In vivo effects of horse and rabbit antithymocyte globulin in patients with severe aplastic anemia
Xingmin Feng,
Phillip Scheinberg,
Angelique Biancotto,
Olga Rios,
Sarah Donaldson,
Colin Wu,
Haiyun Zheng,
Kazuya Sato,
Danielle M. Townsley,
J. Philip McCoy,
Neal S. Young
Affiliations
Xingmin Feng
Hematology Branch, National Heart, Lung, and Blood Institute, National Institutes of Health, Bethesda, MD
Phillip Scheinberg
Hematology Branch, National Heart, Lung, and Blood Institute, National Institutes of Health, Bethesda, MD
Angelique Biancotto
Center for Human Immunology, Autoimmunity, and Inflammation, National Institutes of Health, Bethesda, MD
Olga Rios
Hematology Branch, National Heart, Lung, and Blood Institute, National Institutes of Health, Bethesda, MD
Sarah Donaldson
Washington University School of Medicine, St.

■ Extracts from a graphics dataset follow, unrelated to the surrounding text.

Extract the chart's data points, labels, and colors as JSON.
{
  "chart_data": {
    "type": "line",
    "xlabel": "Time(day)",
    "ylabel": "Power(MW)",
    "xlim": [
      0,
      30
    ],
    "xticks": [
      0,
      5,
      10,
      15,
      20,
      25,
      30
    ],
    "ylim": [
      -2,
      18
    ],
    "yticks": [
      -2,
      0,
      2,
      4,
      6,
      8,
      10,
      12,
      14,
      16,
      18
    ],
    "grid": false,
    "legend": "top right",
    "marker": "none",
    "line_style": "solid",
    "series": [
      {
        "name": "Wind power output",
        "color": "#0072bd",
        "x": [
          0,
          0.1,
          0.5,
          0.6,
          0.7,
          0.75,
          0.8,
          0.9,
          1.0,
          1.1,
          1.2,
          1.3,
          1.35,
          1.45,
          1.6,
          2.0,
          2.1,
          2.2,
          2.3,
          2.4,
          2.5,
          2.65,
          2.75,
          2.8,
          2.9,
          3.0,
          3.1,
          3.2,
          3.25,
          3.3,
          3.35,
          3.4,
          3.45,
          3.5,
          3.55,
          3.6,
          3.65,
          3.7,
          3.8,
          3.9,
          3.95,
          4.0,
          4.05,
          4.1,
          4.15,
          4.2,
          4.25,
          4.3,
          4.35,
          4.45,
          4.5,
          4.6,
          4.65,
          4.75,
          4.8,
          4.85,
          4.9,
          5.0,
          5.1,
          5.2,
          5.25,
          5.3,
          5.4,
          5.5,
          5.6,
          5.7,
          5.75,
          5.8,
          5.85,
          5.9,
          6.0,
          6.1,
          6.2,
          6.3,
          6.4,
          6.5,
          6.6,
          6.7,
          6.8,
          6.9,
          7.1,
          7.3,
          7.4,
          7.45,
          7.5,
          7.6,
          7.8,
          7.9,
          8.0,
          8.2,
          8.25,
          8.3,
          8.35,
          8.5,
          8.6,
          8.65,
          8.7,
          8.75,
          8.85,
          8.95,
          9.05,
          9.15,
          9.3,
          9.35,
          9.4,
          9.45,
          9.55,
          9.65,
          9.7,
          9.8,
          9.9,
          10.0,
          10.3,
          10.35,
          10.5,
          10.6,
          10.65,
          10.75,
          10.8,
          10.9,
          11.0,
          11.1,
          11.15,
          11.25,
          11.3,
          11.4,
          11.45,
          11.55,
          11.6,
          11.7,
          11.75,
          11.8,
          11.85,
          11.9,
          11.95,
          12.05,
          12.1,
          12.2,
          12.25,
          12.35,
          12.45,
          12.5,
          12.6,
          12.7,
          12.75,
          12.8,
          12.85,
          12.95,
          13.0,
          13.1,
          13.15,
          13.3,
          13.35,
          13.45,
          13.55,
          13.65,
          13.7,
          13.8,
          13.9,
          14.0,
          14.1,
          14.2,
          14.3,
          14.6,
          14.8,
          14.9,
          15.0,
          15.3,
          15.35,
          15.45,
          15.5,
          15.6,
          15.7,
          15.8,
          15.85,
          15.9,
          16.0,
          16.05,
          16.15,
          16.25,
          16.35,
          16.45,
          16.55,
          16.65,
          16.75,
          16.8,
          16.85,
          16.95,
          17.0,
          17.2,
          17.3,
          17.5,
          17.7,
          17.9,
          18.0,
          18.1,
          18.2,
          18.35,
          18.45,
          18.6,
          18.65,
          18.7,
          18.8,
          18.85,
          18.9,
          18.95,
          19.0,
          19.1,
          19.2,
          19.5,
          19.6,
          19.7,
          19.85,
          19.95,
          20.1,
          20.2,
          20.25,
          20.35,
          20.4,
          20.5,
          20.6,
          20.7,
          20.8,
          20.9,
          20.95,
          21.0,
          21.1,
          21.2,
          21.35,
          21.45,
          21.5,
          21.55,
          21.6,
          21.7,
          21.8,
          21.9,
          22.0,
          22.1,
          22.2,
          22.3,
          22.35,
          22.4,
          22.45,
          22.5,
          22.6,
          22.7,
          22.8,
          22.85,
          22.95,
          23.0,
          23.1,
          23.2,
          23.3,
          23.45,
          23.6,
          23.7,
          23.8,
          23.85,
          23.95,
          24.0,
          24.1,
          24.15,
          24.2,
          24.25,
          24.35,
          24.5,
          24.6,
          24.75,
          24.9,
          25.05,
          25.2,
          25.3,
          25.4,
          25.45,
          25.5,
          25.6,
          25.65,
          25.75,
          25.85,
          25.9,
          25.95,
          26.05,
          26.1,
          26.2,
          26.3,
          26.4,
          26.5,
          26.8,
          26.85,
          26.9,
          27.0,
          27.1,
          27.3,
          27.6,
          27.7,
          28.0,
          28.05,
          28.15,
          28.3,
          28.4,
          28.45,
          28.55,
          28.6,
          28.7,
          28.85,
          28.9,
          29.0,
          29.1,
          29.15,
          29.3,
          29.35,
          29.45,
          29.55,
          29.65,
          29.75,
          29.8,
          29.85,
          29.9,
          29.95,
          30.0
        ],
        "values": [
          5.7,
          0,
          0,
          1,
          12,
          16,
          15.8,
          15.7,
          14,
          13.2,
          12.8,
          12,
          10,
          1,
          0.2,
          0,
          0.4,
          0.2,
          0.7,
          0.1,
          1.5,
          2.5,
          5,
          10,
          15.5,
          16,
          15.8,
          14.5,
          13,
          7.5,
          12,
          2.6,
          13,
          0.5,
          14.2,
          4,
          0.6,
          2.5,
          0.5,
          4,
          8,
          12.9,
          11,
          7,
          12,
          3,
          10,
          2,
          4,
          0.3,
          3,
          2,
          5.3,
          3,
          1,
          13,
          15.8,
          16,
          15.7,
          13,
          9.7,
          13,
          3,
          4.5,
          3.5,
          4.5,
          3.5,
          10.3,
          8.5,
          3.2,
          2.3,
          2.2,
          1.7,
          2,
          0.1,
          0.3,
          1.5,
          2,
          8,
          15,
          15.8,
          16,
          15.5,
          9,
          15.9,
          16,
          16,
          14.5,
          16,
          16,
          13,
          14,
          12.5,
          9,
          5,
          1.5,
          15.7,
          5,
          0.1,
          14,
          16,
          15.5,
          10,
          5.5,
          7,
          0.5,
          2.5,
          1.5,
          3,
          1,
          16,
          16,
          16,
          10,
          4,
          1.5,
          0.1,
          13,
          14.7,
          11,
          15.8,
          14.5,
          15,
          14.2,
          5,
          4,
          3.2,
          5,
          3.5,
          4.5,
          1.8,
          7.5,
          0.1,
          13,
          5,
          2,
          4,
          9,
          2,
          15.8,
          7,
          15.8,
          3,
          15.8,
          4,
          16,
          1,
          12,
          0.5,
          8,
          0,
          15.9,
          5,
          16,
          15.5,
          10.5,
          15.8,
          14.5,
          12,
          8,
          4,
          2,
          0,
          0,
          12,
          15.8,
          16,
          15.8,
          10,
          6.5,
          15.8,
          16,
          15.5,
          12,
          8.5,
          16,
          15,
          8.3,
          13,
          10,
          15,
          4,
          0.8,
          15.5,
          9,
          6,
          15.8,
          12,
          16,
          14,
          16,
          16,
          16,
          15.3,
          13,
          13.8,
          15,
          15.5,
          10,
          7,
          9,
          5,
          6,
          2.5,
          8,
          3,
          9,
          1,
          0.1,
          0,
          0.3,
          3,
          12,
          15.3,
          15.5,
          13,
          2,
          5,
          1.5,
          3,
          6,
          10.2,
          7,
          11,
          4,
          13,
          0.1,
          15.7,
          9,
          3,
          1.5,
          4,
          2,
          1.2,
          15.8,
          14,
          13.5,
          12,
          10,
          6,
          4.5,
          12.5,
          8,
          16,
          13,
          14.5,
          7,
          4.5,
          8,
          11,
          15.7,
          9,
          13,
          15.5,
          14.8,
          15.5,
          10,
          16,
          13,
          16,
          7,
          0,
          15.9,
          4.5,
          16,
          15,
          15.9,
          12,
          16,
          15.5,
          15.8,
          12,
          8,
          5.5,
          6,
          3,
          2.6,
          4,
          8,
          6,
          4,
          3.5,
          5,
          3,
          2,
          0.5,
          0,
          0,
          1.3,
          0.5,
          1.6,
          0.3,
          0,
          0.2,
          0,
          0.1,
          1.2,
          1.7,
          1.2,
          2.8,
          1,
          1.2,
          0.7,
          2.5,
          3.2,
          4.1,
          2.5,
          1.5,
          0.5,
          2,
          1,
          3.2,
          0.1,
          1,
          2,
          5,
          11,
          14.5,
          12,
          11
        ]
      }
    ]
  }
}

Louis, MO
Colin Wu
Office of Biostatistics Research, National Heart, Lung, and Blood Institute, National Institutes of Health, Bethesda, MD
Haiyun Zheng
Department of Statistics, the George Washington University, Washington, DC
Kazuya Sato
Hematology Branch, National Heart, Lung, and Blood Institute, National Institutes of Health, Bethesda, MD
Danielle M. Townsley
Hematology Branch, National Heart, Lung, and Blood Institute, National Institutes of Health, Bethesda, MD
J. Philip McCoy
Center for Human Immunology, Autoimmunity, and Inflammation, National Institutes of Health, Bethesda, MD;Flow Cytometry Core, National Heart, Lung, and Blood Institute, National Institutes of Health, Bethesda, MD, USA
Neal S. Young
Hematology Branch, National Heart, Lung, and Blood Institute, National Institutes of Health, Bethesda, MD
We recently reported that rabbit antithymocyte globulin was markedly inferior to horse antithymocyte globulin as a primary treatment for severe aplastic anemia. Here we expand on our findings in this unique cohort of patients. Rabbit antithymocyte globulin was detectable in plasma for longer periods than horse antithymocyte globulin; rabbit antithymocyte globulin in plasma retained functional capacity to bind to lymphocytes for up to 1 month, horse antithymocyte globulin for only about 2 weeks. In the first week after treatment there were much lower numbers of neutrophils in patients treated with rabbit antithymocyte globulin than in patients receiving horse antithymocyte globulin. Both antithymocyte globulins induced a “cytokine storm” in the first 2 days after administration. Compared with horse antithymocyte globulin, rabbit antithymocyte globulin was associated with higher levels of chemokine (C-C motif) ligand 4 during the first 3 weeks. Besides a much lower absolute number and a lower relative frequency of CD4+ T cells, rabbit antithymocyte globulin induced higher frequencies of CD4+CD38+, CD3+CD4−CD8− T cells, and B cells than did horse antithymocyte globulin. Serum sickness occurred around 2 weeks after infusion of both types of antithymocyte globulin. Human anti-antithymocyte globulin antibodies, especially of the IgM subtype, correlated with serum sickness, which appeared concurrently with clearance of antithymocyte globulin in blood and with the production of cytokines. In conclusion, rabbit and horse antithymocyte globulins have very different pharmacokinetics and effects on neutrophils, lymphocyte subsets, and cytokine release. These differences may be related to their efficacy in suppressing the immune system and restoring hematopoiesis in bone marrow failure. Clinicaltrials.gov identifier: NCT00260689.